Global Tiling (Tile Installers)
Defendant Global Tiling Inc. is in the business of installing and repairing flooring in car dealerships.
Position(s): Tile installers
Location(s): Anywhere in the United States, the District of Columbia, Puerto Rico, the U.S. Virgin Islands, American Samoa, Guam, Midway Atoll, Wake Island, Johnston Island, and/or Palmyra.
Time Period: December 2019 through the present.
The Claims in the Lawsuit
Violations of the Fair Labor Standards Act (“FLSA”)
The Complaint alleges that Global Tiling violated the FLSA’s overtime requirements by failing to pay tile installers an hourly rate for hours worked over 40 in a workweek computed at 1.5x their regular rates of pay, and failing to pay tile installers for time spent travelling between their homes and the locations at which they were assigned to perform installation and repair projects.
Violations of the California Labor Code
The Complaint also alleges that Global Tiling violated the California Labor Code by failing to pay tile installers who worked in California an hourly rate for hours worked over 40 in a workweek and/or 8 hours in a day computed at 1.5x their regular rates of pay, failing to pay tile installers for time spent travelling between their homes and the locations at which they were assigned to perform installation and repair projects, failing to pay them for rest periods separately from their piece-rate compensation, and failing to provide accurate, itemized wage statements.
Violations of Hawaii Wage-and-Hour Laws
The Complaint also alleges that Global Tiling violated the Hawaii’s wage-and-hour laws by failing to pay tile installers who worked in Hawaii an hourly rate for hours worked over 40 in a workweek computed at 1.5x their regular rates of pay, and failing to pay tile installers for time spent travelling between their homes and the locations at which they were assigned to perform installation and repair projects.

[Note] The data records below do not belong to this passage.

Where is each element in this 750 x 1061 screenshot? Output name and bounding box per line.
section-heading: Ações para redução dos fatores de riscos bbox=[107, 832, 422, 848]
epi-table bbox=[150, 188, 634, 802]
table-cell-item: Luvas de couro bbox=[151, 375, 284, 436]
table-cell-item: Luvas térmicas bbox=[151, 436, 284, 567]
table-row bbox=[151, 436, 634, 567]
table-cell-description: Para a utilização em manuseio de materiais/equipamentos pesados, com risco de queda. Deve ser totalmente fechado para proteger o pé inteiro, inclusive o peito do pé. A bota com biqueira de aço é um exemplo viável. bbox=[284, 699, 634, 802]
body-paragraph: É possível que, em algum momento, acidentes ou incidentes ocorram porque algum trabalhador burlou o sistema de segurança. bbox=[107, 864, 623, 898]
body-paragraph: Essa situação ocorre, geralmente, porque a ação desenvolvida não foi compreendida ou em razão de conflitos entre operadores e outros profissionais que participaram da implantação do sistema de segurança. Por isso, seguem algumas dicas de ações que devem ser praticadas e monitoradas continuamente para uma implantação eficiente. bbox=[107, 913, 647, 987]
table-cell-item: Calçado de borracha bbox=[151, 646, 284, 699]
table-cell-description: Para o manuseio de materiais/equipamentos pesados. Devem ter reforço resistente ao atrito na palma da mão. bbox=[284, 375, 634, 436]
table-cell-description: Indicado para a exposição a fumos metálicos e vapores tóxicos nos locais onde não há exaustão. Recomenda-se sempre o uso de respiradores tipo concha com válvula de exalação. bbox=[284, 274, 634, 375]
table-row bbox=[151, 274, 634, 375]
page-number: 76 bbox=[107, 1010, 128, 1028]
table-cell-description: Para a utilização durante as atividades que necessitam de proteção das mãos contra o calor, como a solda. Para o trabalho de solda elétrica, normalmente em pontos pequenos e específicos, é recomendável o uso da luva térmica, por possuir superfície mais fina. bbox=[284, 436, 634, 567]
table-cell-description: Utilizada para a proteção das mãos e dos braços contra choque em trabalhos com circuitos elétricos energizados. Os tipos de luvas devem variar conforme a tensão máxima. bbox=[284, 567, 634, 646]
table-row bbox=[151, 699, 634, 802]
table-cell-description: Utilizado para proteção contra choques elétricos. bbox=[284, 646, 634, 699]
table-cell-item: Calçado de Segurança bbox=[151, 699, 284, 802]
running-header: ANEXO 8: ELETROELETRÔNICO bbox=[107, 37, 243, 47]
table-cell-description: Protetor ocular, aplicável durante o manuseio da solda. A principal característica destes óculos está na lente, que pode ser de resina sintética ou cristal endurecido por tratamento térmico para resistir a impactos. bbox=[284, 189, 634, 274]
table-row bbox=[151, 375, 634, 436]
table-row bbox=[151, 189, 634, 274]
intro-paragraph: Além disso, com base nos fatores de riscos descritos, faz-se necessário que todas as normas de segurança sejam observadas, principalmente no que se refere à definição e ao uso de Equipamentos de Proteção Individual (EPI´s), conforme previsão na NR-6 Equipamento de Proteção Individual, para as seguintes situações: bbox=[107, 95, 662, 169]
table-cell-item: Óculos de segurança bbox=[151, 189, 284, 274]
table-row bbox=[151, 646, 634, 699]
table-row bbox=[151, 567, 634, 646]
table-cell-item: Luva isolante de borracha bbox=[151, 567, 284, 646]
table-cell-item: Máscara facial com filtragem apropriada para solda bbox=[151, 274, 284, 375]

December 7, 2022: The case was filed in the United States District Court for the Western District of North Carolina. The case has been assigned to the Honorable Robert J. Conrad, Jr.

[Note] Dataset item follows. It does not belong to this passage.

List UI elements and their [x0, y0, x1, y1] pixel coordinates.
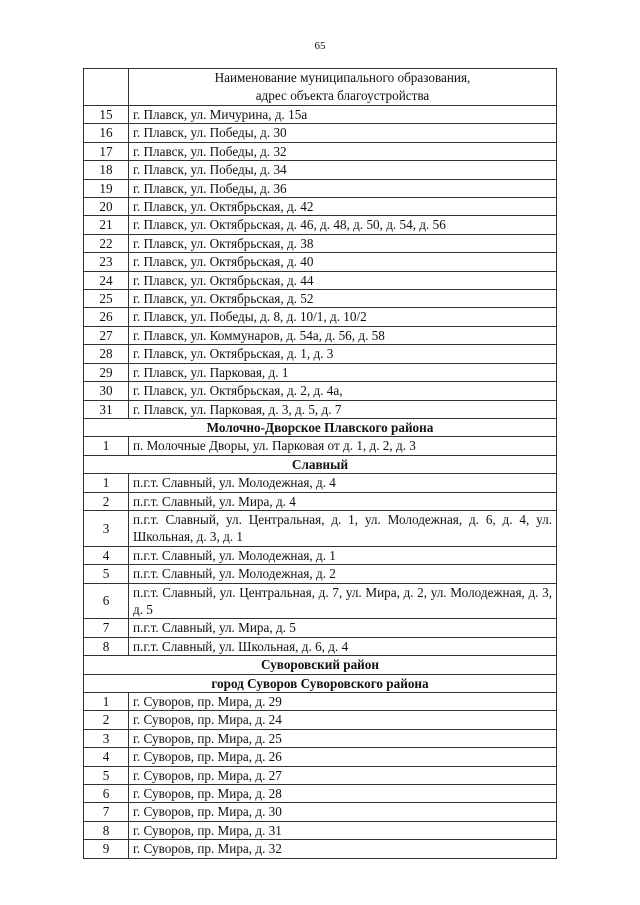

Frequently Asked Questions
Can Defendant discipline or fire me if I join the case?
No! The Fair Labor Standards Act prohibits retaliation and imposes harsh measures against employers who retaliate. For further information, please consult the Department of Labor’s Fact Sheet.
Will I have to testify or provide documentary proof?
Not necessarily. Many employees obtain monetary recoveries in Fair Labor Standards Act cases without ever having to appear at court or for depositions.
You are not required to provide documentary proof of your unpaid wages. In most cases, the employer is required to provide the employee’s payroll records to the employee and his or her attorney. In fact, the Fair Labor Standards Act mandates that employers keep accurate time and payroll records. The employer cannot escape this duty by requiring you as the employee to provide proof.
However, it is still important that you preserve any physical or electronic evidence relating to the case that you currently possession.
Will Brown, LLC be my attorneys?
Employees who sign Retainer Agreements and/or Consent to Sue forms will be represented by Brown, LLC with respect to the lawsuit and claims described above.
You will not be required to pay any attorneys’ fees or court costs to the Plaintiffs’ lawyers at this time and not pay any attorneys’ fees unless you prevail. Rather, in the event the Plaintiffs prevail in the lawsuit, by either judgment or settlement, the Plaintiffs’ attorneys will request that the Court order Defendant(s) to pay the Plaintiffs’ lawyers their reasonable attorneys’ fees and reimburse them for any expenses.
How long will the case take?
It is very difficult to predict exactly how long a case will take. It depends on a variety of factors including the number of parties and claims involved, the rules and pace of the court, the complexity of the proofs, and the manner in which the employer defends the case.
When and if a settlement is reached, additional time is needed to prepare settlement documents, calculate settlement allocations, and seek and await the court’s review and approval of the settlement. Wage-and-hour cases typically take 2-3 years, but this can be shorter or increase considerably.